The insidious insider threat

Data breaches are problematic, and many businesses, corporations, and organizations work diligently to protect their confidential information from outside threats.

But insiders may pose a more serious threat that these institutions aren’t prepared to handle. What kind of threat are we talking about? Well, to be clear, there are two main categories: accidental or malicious.

How can you tell the difference? You probably can’t. An accidental or malicious insider can be a co-worker, an executive, or a third-party infiltrator.

Here’s how this shakes out and how to protect sensitive information.

Accidental

Negligent insiders, all the way up to senior management, can pose a serious threat to exposing confidential information. Not because they intend to, but because they have access to sensitive data and don’t use security protocols effectively. Or, as Mike Walstrom, vice president of information services and CISO at Capella University says, “The most common insider threats stem from a lack of vigilance against third parties, inadvertent exposure of personal information to unintended parties, and unauthorized use of confidential company information. The approach used most often to gain access is through phishing emails designed to gain credentials or encourage financial transactions by masquerading as an internal person or trusted third party.”

Accidental insider threats also include:

• Sending unencrypted information by email
• Sending confidential information to personal email
• Not changing passwords regularly
• Opening phishing emails
• Clicking on a link in a spam email
• Sending sensitive files to the wrong person
• Bringing an infected or unapproved device to the office

This is just the short list, but probably the most common.

Malicious

Malice, a less common threat, comes from employees or ex-employees with a grudge, or insiders who align with third parties for personal or financial gain. These individuals may take advantage of their access to steal confidential company intellectual property; nonpublic, forward-looking financial details; strategic plans; or personal consumer information (such as credit card numbers) with the goal of using the information for a future position or to profit from insider trading. Other malicious insiders, especially in IT groups, may use privileged access to disrupt systems or cause other harm.

Prepare and protect

The best way to mitigate inadvertent and malicious insider threats is with a multilayered approach, according to Walstrom. For inadvertent threats, he says, social engineering efforts pose the biggest risk. Tools such as spam blockers, URL filtering and rewriting, DNS redirection, and malware prevention and activity detection at the client and network levels can minimize the impact of these threats.
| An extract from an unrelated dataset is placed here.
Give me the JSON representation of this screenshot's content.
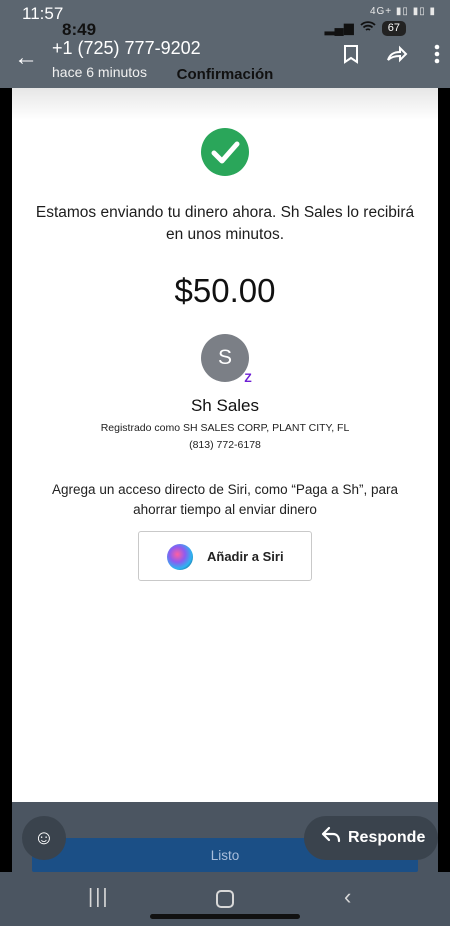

It’s also important to have a program to educate end users to detect social engineering efforts and increase vigilance and skepticism. “Configurations of systems need to be well-hardened network defenses to minimize exposure and maximize detection of attackers’ tools,” he says. “Patch vulnerabilities promptly or mitigate through layered protection.”
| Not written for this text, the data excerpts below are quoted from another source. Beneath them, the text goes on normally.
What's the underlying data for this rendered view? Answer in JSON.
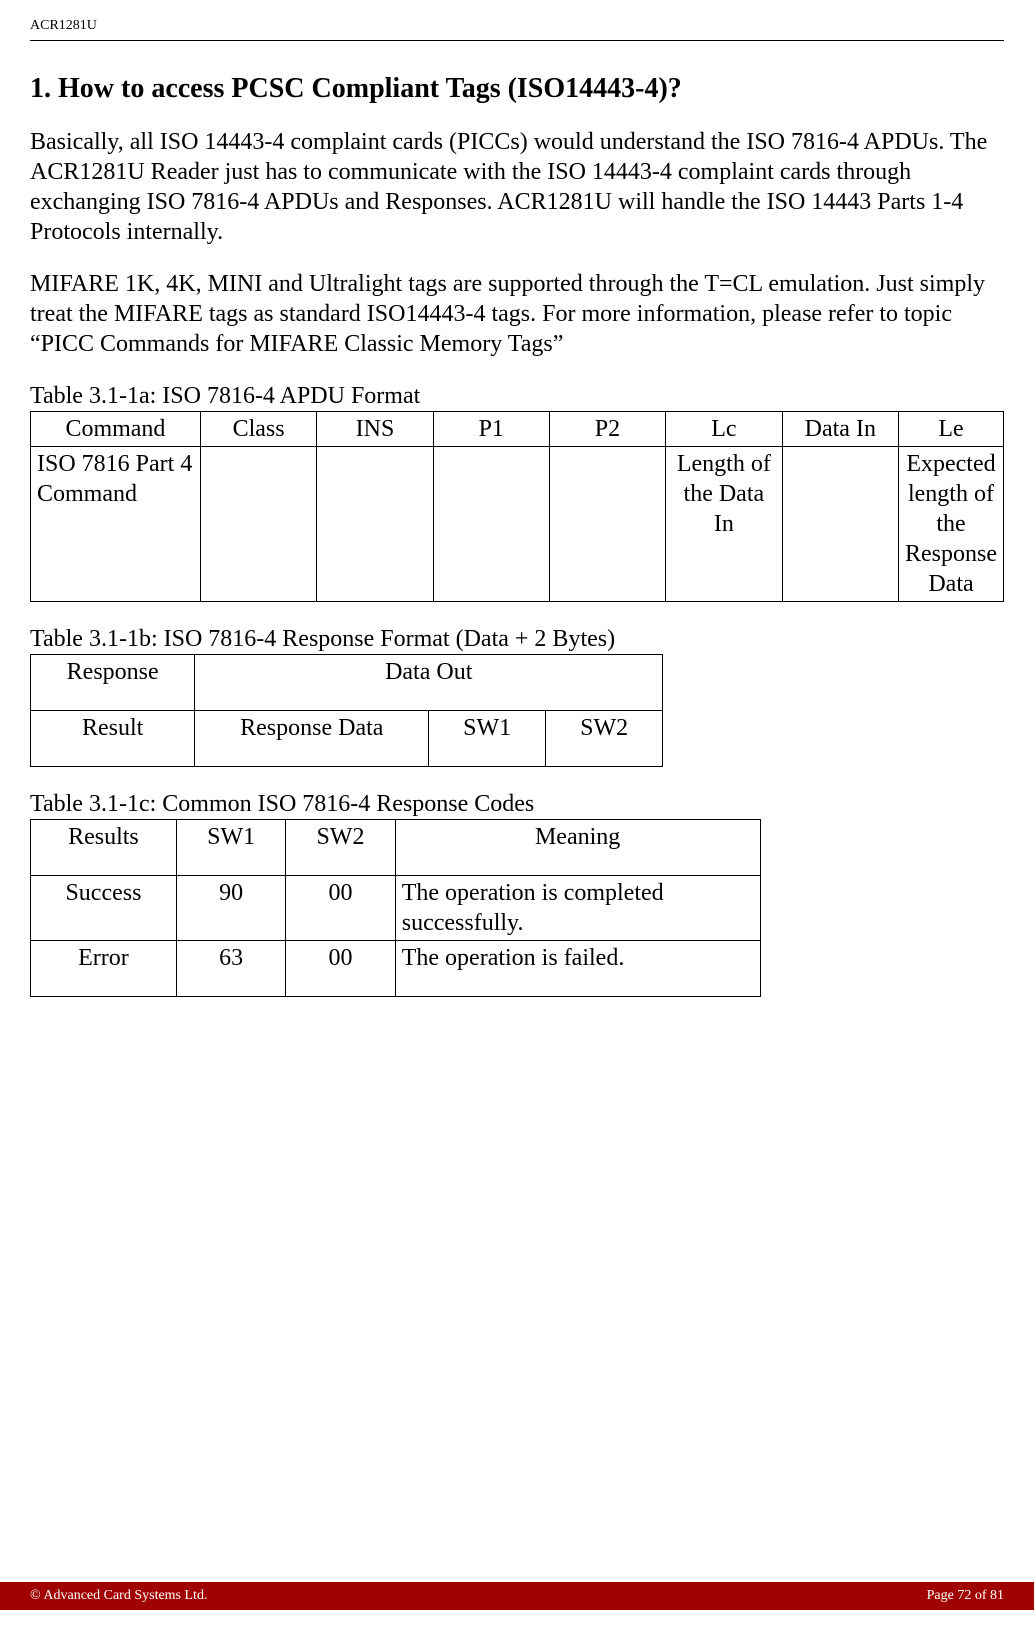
{
  "header": {
    "doc_id": "ACR1281U"
  },
  "section": {
    "title": "1. How to access PCSC Compliant Tags (ISO14443-4)?",
    "para1": "Basically, all ISO 14443-4 complaint cards (PICCs) would understand the ISO 7816-4 APDUs. The ACR1281U Reader just has to communicate with the ISO 14443-4 complaint cards through exchanging ISO 7816-4 APDUs and Responses. ACR1281U will handle the ISO 14443 Parts 1-4 Protocols internally.",
    "para2": "MIFARE 1K, 4K, MINI and Ultralight tags are supported through the T=CL emulation. Just simply treat the MIFARE tags as standard ISO14443-4 tags. For more information, please refer to topic “PICC Commands for MIFARE Classic Memory Tags”"
  },
  "table_a": {
    "caption": "Table 3.1-1a: ISO 7816-4 APDU Format",
    "headers": [
      "Command",
      "Class",
      "INS",
      "P1",
      "P2",
      "Lc",
      "Data In",
      "Le"
    ],
    "row": {
      "c0": "ISO 7816 Part 4 Command",
      "c1": "",
      "c2": "",
      "c3": "",
      "c4": "",
      "c5": "Length of the Data In",
      "c6": "",
      "c7": "Expected length of the Response Data"
    }
  },
  "table_b": {
    "caption": "Table 3.1-1b: ISO 7816-4 Response Format (Data + 2 Bytes)",
    "row1": {
      "c0": "Response",
      "c1": "Data Out"
    },
    "row2": {
      "c0": "Result",
      "c1": "Response Data",
      "c2": "SW1",
      "c3": "SW2"
    }
  },
  "table_c": {
    "caption": "Table 3.1-1c: Common ISO 7816-4 Response Codes",
    "headers": {
      "c0": "Results",
      "c1": "SW1",
      "c2": "SW2",
      "c3": "Meaning"
    },
    "rows": [
      {
        "c0": "Success",
        "c1": "90",
        "c2": "00",
        "c3": "The operation is completed successfully."
      },
      {
        "c0": "Error",
        "c1": "63",
        "c2": "00",
        "c3": "The operation is failed."
      }
    ]
  },
  "footer": {
    "left": "© Advanced Card Systems Ltd.",
    "right": "Page 72 of 81"
  }
}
In the case of malicious insiders, it’s important to monitor access to external systems where data may be exfiltrated. Walstrom recommends segregating duties to ensure that individuals have oversight or review of actions, and manage privileged access so that no single person holds all the controls for key systems or data. “It’s important to be aware of employee concerns, and handle employee performance issues effectively,” he says.

“With any program,” Walstrom adds, “it’s also essential to recognize that these defenses can fail.” He suggests preparing an “effective and swift companywide response to minimize the impact of a mistake or successful attack and allow for iterative improvement of defense ad detection.”